Figure 1. Overview of the assay design. Panels (A,C,E) show growth curves for every position on a 384-well plate for (A), Mm in infection; (C), Dd in infection; and (E), Mm in broth. The homogeneity of these results across the full plate was assessed by dividing the maximum raw value of each well by the median of all maxima. The resulting rounded fold change is depicted in panels (B), Mm in infection; (D), Dd in infection; and (F), Mm in broth. The color code indicates low values with green and high values with red tones. Panel (G) shows a box plot with the standard deviations of a set of about 50 compounds, which were tested at the same concentration on Mm in broth, once by addition in a 1:100 dilution (0.2 μl in 20 μl, blue) and once by addition in a 1:10 dilution (2 μl in 18 μl, orange). Panel (H) shows a photo illustrating the labeling of the plate for easier pipetting. Panel (I) shows a photo of the same plate with a labeled lid on top, illustrating a method to keep track of pipetted wells. Panel (J) illustrates the calculation of the normalized residual growth (NRG). The area under the curve of the vehicle control is scaled to 1, while the area under the curve of the positive control is scaled to 0.
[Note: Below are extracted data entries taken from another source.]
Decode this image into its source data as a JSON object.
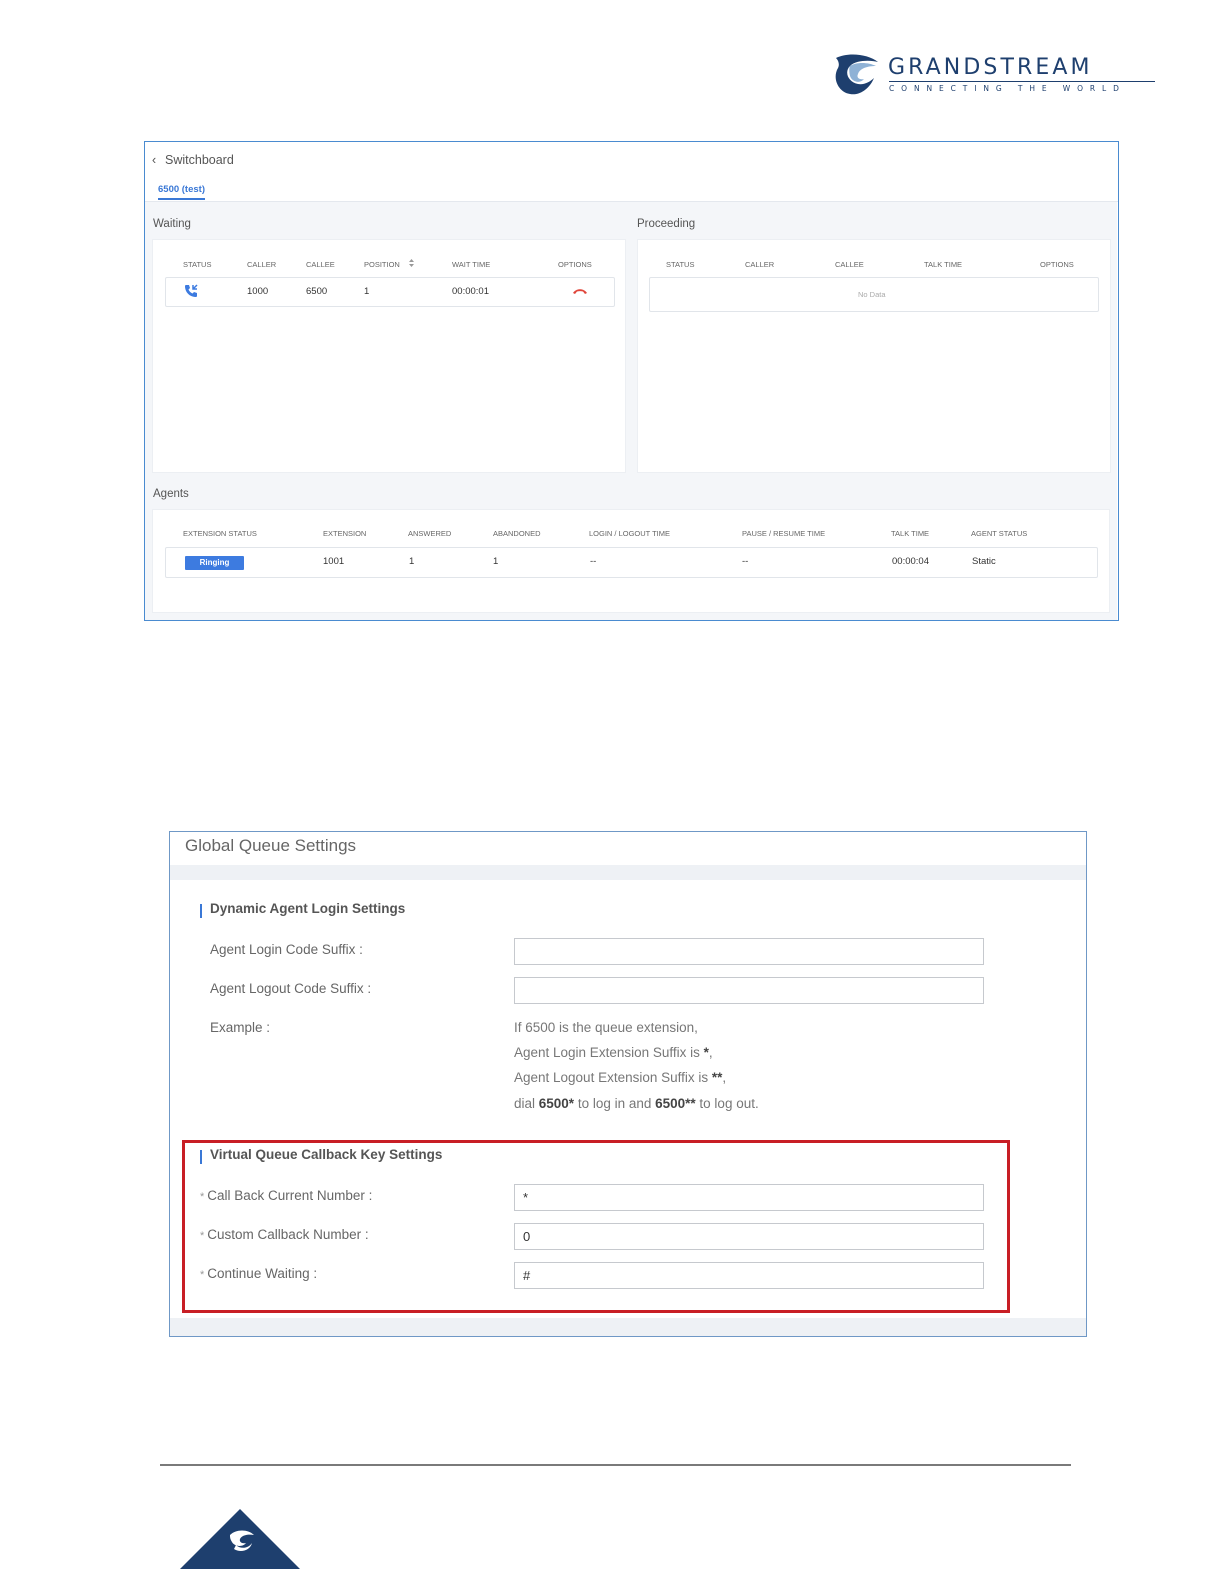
{
  "logo": {
    "name": "GRANDSTREAM",
    "tagline": "CONNECTING THE WORLD",
    "icon": "grandstream-swirl-icon"
  },
  "switchboard": {
    "back_icon": "chevron-left-icon",
    "title": "Switchboard",
    "tab": "6500 (test)",
    "waiting": {
      "label": "Waiting",
      "headers": [
        "STATUS",
        "CALLER",
        "CALLEE",
        "POSITION",
        "WAIT TIME",
        "OPTIONS"
      ],
      "sort_icon": "sort-icon",
      "rows": [
        {
          "status_icon": "incoming-call-icon",
          "caller": "1000",
          "callee": "6500",
          "position": "1",
          "wait_time": "00:00:01",
          "option_icon": "hang-up-icon"
        }
      ]
    },
    "proceeding": {
      "label": "Proceeding",
      "headers": [
        "STATUS",
        "CALLER",
        "CALLEE",
        "TALK TIME",
        "OPTIONS"
      ],
      "empty_text": "No Data"
    },
    "agents": {
      "label": "Agents",
      "headers": [
        "EXTENSION STATUS",
        "EXTENSION",
        "ANSWERED",
        "ABANDONED",
        "LOGIN / LOGOUT TIME",
        "PAUSE / RESUME TIME",
        "TALK TIME",
        "AGENT STATUS"
      ],
      "rows": [
        {
          "extension_status": "Ringing",
          "extension": "1001",
          "answered": "1",
          "abandoned": "1",
          "login_logout": "--",
          "pause_resume": "--",
          "talk_time": "00:00:04",
          "agent_status": "Static"
        }
      ]
    },
    "colors": {
      "accent": "#3a78d6",
      "hangup": "#e0463b",
      "badge": "#3d7be0"
    }
  },
  "global_queue": {
    "title": "Global Queue Settings",
    "dynamic": {
      "heading": "Dynamic Agent Login Settings",
      "login_label": "Agent Login Code Suffix :",
      "login_value": "",
      "logout_label": "Agent Logout Code Suffix :",
      "logout_value": "",
      "example_label": "Example :",
      "example_line1": "If 6500 is the queue extension,",
      "example_line2_a": "Agent Login Extension Suffix is ",
      "example_line2_b": "*",
      "example_line2_c": ",",
      "example_line3_a": "Agent Logout Extension Suffix is ",
      "example_line3_b": "**",
      "example_line3_c": ",",
      "example_line4_a": "dial ",
      "example_line4_b": "6500*",
      "example_line4_c": " to log in and ",
      "example_line4_d": "6500**",
      "example_line4_e": " to log out."
    },
    "callback": {
      "heading": "Virtual Queue Callback Key Settings",
      "required_mark": "*",
      "current_label": "Call Back Current Number :",
      "current_value": "*",
      "custom_label": "Custom Callback Number :",
      "custom_value": "0",
      "continue_label": "Continue Waiting :",
      "continue_value": "#"
    },
    "colors": {
      "highlight_border": "#c81e25",
      "section_bar": "#3a78d6"
    }
  },
  "footer": {
    "icon": "grandstream-triangle-icon"
  }
}
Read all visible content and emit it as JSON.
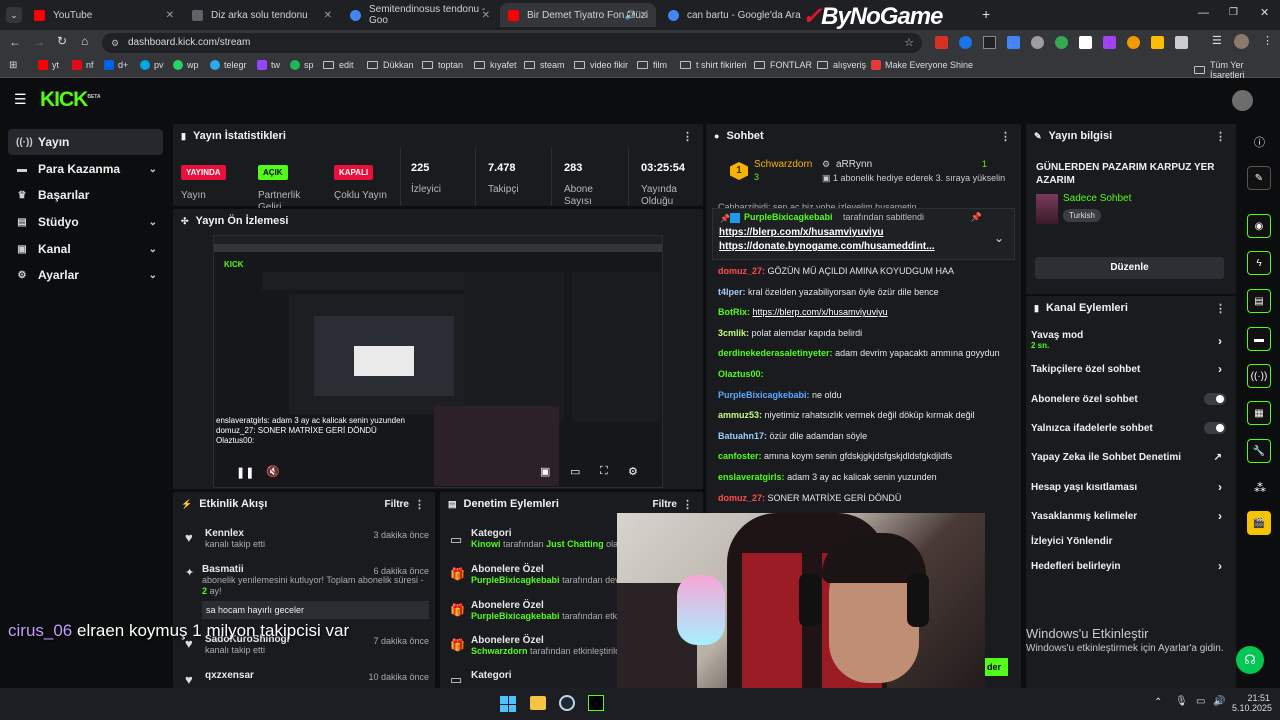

Note on using a stacker and controlling the temperature

When using the BioStack, the assay plates spend most of the 72 h of the assay in the stacker. Consequently, the ambient temperature should be controlled to ensure the growth of bacteria and amoebae. Both organisms have different temperature optima, and the optimal compromise is at 25°C. However, the BioTek Synergy H1 plate reader is placed in the same environment as the BioStack and can heat but not cool the space around the plate carrier. Consequently, the inside of the plate reader will reach temperatures of around 30°C. To avoid such a temperature shock to the amoebae, we set the ambient temperature to 24°C, allowing for growth while the samples are in the stacker and minimizing heat shock during measurement.

Note on compound addition

Different strategies were tested for optimal addition of the compounds to 384-well plates: 1. A dispenser (Agilent Bravo liquid handler) in a 1:10 dilution, 2. an electronic multi pipette (Sartorius Picus, 12 channel, 0.2–10 μl) in a 1:10 dilution, 3. a 1:100 dilution, and 4. a single-channel pipette (Gilson, P2) used with a 1:100 dilution. Options 2 and 3, i.e., using an electronic multi-pipette with a 1:100 or 1:10 dilution (i.e., adding 0.2 μl in 20 μl or 2 μl in 20 μl, respectively), are preferable due to good control over the added volume. The box plot in Figure 1G illustrates the distribution of standard deviations for a set of approximately 50 compounds tested at the same final concentration against Mm in broth, using the two different dilution formats: a 1:100 dilution (0.2 μl in 20 μl, shown in blue) and a 1:10 dilution (2 μl in 18 μl; shown in orange). Notably, the obtained results showed a negligible difference in measurement scatter between using a 1:10 or a 1:100 dilution (Figure 1G). Consequently, we preferred a 1:100 pipetting regime, as it provided us with more flexibility in handling stocks of test conditions. Additionally, we recommend a comprehensive well plate design. For example, we used sector four (i.e., every bottom right well of a quadruple well) exclusively for controls. Generally, vehicle controls were homogeneously distributed across the plate, with the positive control (10 μM rifabutin) located in the top and bottom rows. At least three biological replicates were acquired (i.e., different Petri dishes of infected amoebae) with 3, 2, or 1 technical replicate each, depending on the availability of the extracts or compounds.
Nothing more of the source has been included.